Companies without experience in high-volume data analysis will find it extremely difficult to collate all of this data and properly investigate it. PRO-OPT aims to educate and support companies in the analysis of these huge volumes of data. The importance of its mission was recognised by backing from major German corporations including Audi and Fraunhofer IESE.
To examine one PRO-OPT use case, the project tested a wide variety of production data modelling approaches on the data of a leading automotive supplier. This exercise attempted to identify and demonstrate
- the difficulties of systematically merging different data buckets
- the possible modelling of the data in databases that are specifically designed to help analysts tackle large sets of distributed data
- the actual analysis of these large data collections.
Success would mean being able to apply and compare statistically reliable analyses and classification procedures, as well as new procedures from AI instruments.
Sticking up the data bank
This use case stands out as it clarifies the challenges that companies with limited expertise in data analytics face. Without comprehensive preparation, an awareness of the options available and experience of executing them, organisations are inevitably going to hit unexpected roadblocks.
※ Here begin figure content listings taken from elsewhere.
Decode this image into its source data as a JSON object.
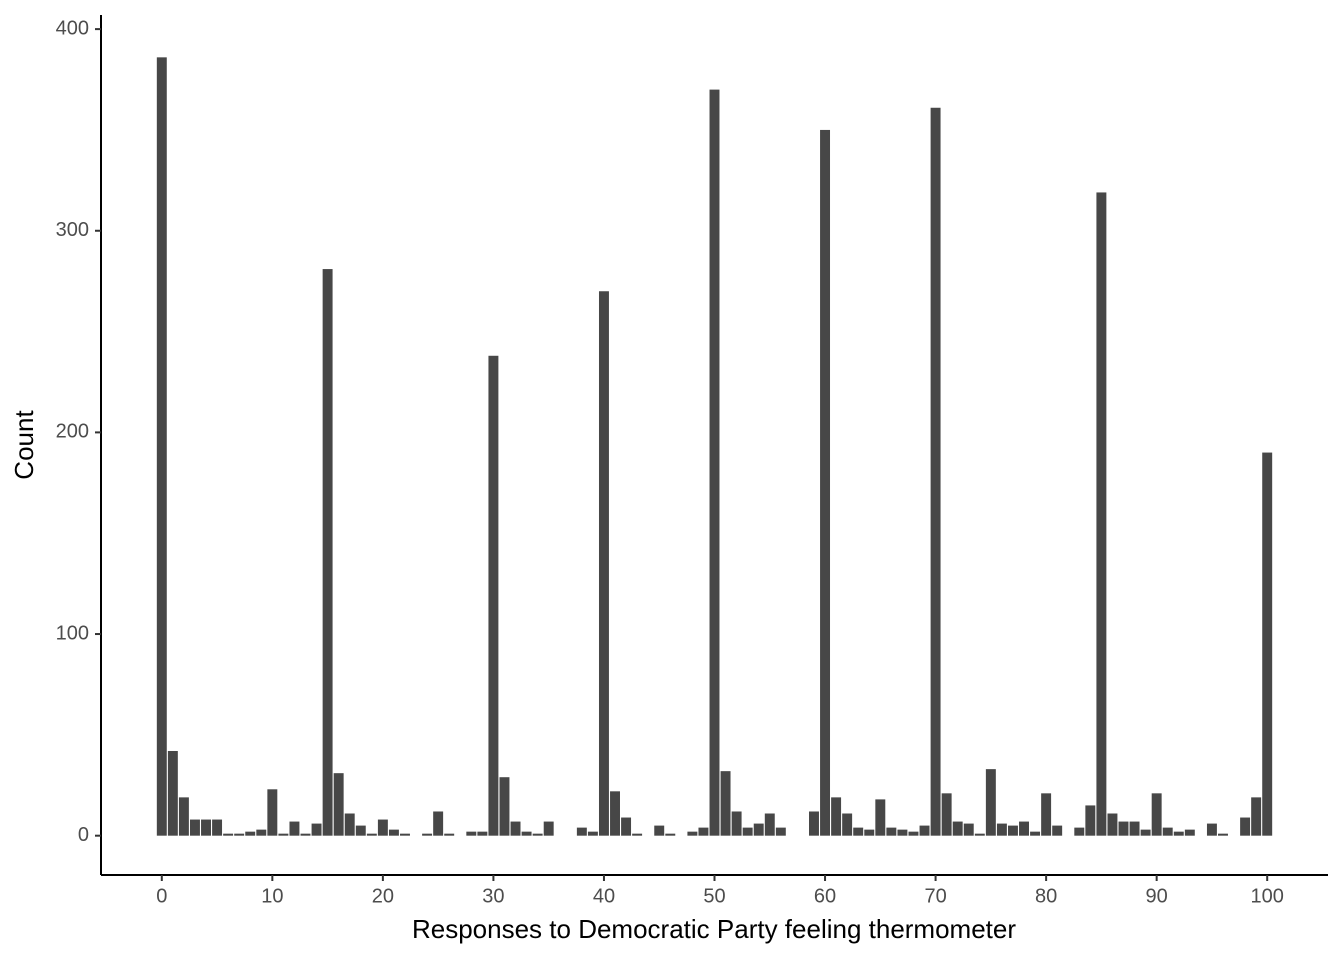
{
  "chart_data": {
    "type": "bar",
    "x_label": "Responses to Democratic Party feeling thermometer",
    "y_label": "Count",
    "x": [
      0,
      1,
      2,
      3,
      4,
      5,
      6,
      7,
      8,
      9,
      10,
      11,
      12,
      13,
      14,
      15,
      16,
      17,
      18,
      19,
      20,
      21,
      22,
      23,
      24,
      25,
      26,
      27,
      28,
      29,
      30,
      31,
      32,
      33,
      34,
      35,
      36,
      37,
      38,
      39,
      40,
      41,
      42,
      43,
      44,
      45,
      46,
      47,
      48,
      49,
      50,
      51,
      52,
      53,
      54,
      55,
      56,
      57,
      58,
      59,
      60,
      61,
      62,
      63,
      64,
      65,
      66,
      67,
      68,
      69,
      70,
      71,
      72,
      73,
      74,
      75,
      76,
      77,
      78,
      79,
      80,
      81,
      82,
      83,
      84,
      85,
      86,
      87,
      88,
      89,
      90,
      91,
      92,
      93,
      94,
      95,
      96,
      97,
      98,
      99,
      100
    ],
    "values": [
      386,
      42,
      19,
      8,
      8,
      8,
      1,
      1,
      2,
      3,
      23,
      1,
      7,
      1,
      6,
      281,
      31,
      11,
      5,
      1,
      8,
      3,
      1,
      0,
      1,
      12,
      1,
      0,
      2,
      2,
      238,
      29,
      7,
      2,
      1,
      7,
      0,
      0,
      4,
      2,
      270,
      22,
      9,
      1,
      0,
      5,
      1,
      0,
      2,
      4,
      370,
      32,
      12,
      4,
      6,
      11,
      4,
      0,
      0,
      12,
      350,
      19,
      11,
      4,
      3,
      18,
      4,
      3,
      2,
      5,
      361,
      21,
      7,
      6,
      1,
      33,
      6,
      5,
      7,
      2,
      21,
      5,
      0,
      4,
      15,
      319,
      11,
      7,
      7,
      3,
      21,
      4,
      2,
      3,
      0,
      6,
      1,
      0,
      9,
      19,
      190
    ],
    "color": "#474747",
    "xlim": [
      -5.5,
      105.5
    ],
    "ylim": [
      -19.5,
      407
    ],
    "xticks": [
      0,
      10,
      20,
      30,
      40,
      50,
      60,
      70,
      80,
      90,
      100
    ],
    "yticks": [
      0,
      100,
      200,
      300,
      400
    ]
  }
}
These can start before the process even begins. Securing a tool that could analyse and manipulate data is obviously very important; new technologies, or means of analysing data, have exciting potential. But when you have a new hammer, it’s easy to forget that some things aren’t nails. It’s crucial not to overlook reliable means of exercising control over the data you have.
Statistical process control (SPC) is a tried-and-tested means of doing so. Defined as “the use of statistical techniques to control a process or production method,” SPC was pioneered in the 1920s. The modern iteration is a technology that offers huge synergy with new data analytic techniques.
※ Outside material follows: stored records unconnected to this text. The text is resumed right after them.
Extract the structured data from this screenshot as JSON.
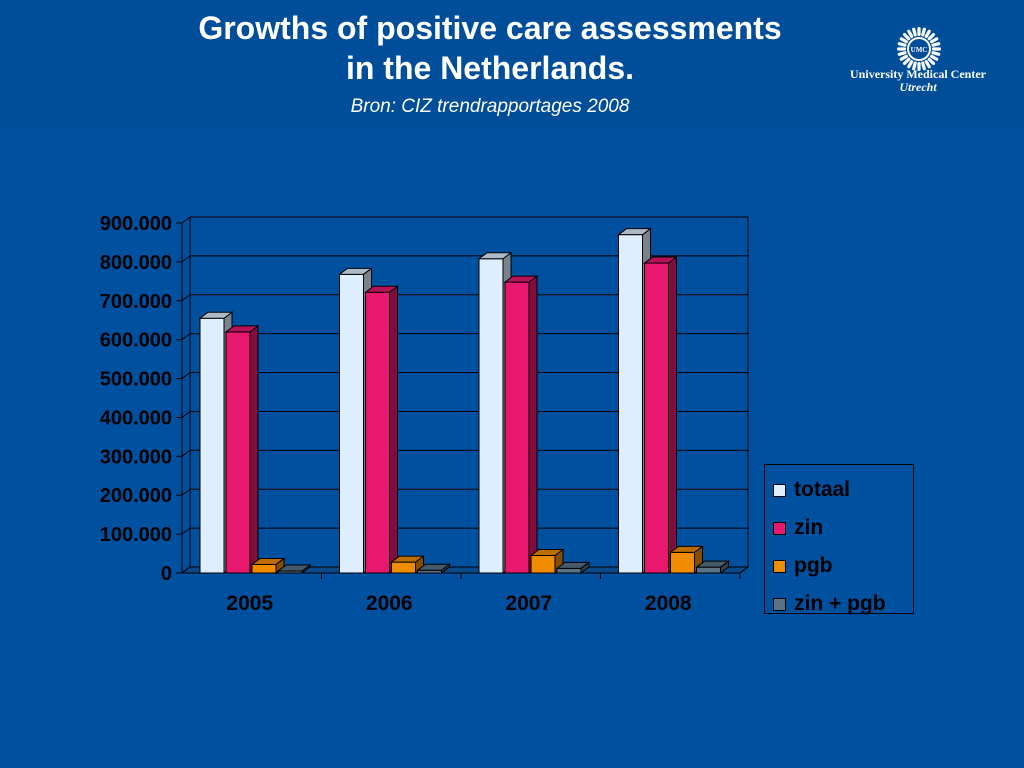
{
  "header": {
    "title_line1": "Growths of positive care assessments",
    "title_line2": "in the  Netherlands.",
    "subtitle": "Bron: CIZ trendrapportages 2008",
    "logo_badge": "UMC",
    "logo_line1": "University Medical Center",
    "logo_line2": "Utrecht"
  },
  "colors": {
    "background": "#0050a0",
    "totaal": "#ddeeff",
    "zin": "#e8186e",
    "pgb": "#f08c00",
    "zin_pgb": "#5a7288"
  },
  "chart_data": {
    "type": "bar",
    "categories": [
      "2005",
      "2006",
      "2007",
      "2008"
    ],
    "series": [
      {
        "name": "totaal",
        "values": [
          655000,
          768000,
          808000,
          870000
        ]
      },
      {
        "name": "zin",
        "values": [
          620000,
          722000,
          748000,
          797000
        ]
      },
      {
        "name": "pgb",
        "values": [
          22000,
          28000,
          45000,
          53000
        ]
      },
      {
        "name": "zin + pgb",
        "values": [
          5000,
          7000,
          12000,
          15000
        ]
      }
    ],
    "y_ticks": [
      "0",
      "100.000",
      "200.000",
      "300.000",
      "400.000",
      "500.000",
      "600.000",
      "700.000",
      "800.000",
      "900.000"
    ],
    "ylim": [
      0,
      900000
    ],
    "grid": true,
    "legend_position": "right",
    "style": "3d-clustered-column"
  }
}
The ability to make vital production data available ad hoc, for example, or to automate actions to take place in real-time when certain parameters are met, make SPC an incredibly powerful tool through which to interact with data.
To get the most out of an SPC system, and to allow it to analyse and action changes based on data, it needs results to be loaded into a specialised database. The complex datasets required will often have thousands of variables, all of which need meaningful column names. Many databases don’t have the number of columns needed or a limit on the names you can give these columns — so how do you stop this seriously limiting your analysis capabilities?
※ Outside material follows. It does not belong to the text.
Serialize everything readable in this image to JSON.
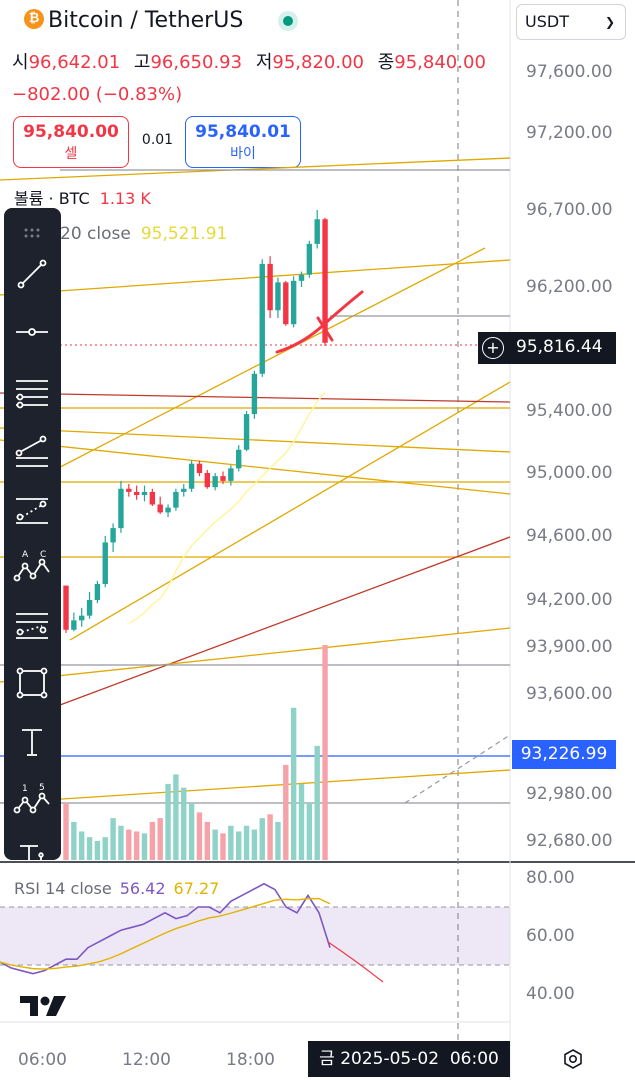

Once the analysis is under way, does your organisation have the time and schedule to make it cost-effective? Most SPC solutions operate offline, analysing data retrospectively; only the most modern solutions are able to analyse online, in real-time. How do you balance the analysis you need with the manufacturing output that you require?
Beyond this, even if you can employ a database that can handle the volume of data you are working with and have completed the analysis process, data needs to be presented in a digestible way. Datasets with millions of data points can’t be displayed in conventional XY scatter points as they’ll almost completely fill the canvas — even transparent data points aren’t of any use. How do you go about translating a blob of X million data points into actionable insights?
These are just examples of the tip-of-the-iceberg-level thinking required to perform effective analysis, which goes to show just how careful analysts need to be. Without a considered roadmap of the journey that the data needs to take, and how analysts will both identify the data they need and then break down the results, it is all too easy to fail.
However, with the right equipment and ethos, analysis that used to be inefficient owing to the sheer volume of data can offer completely new insights into production data.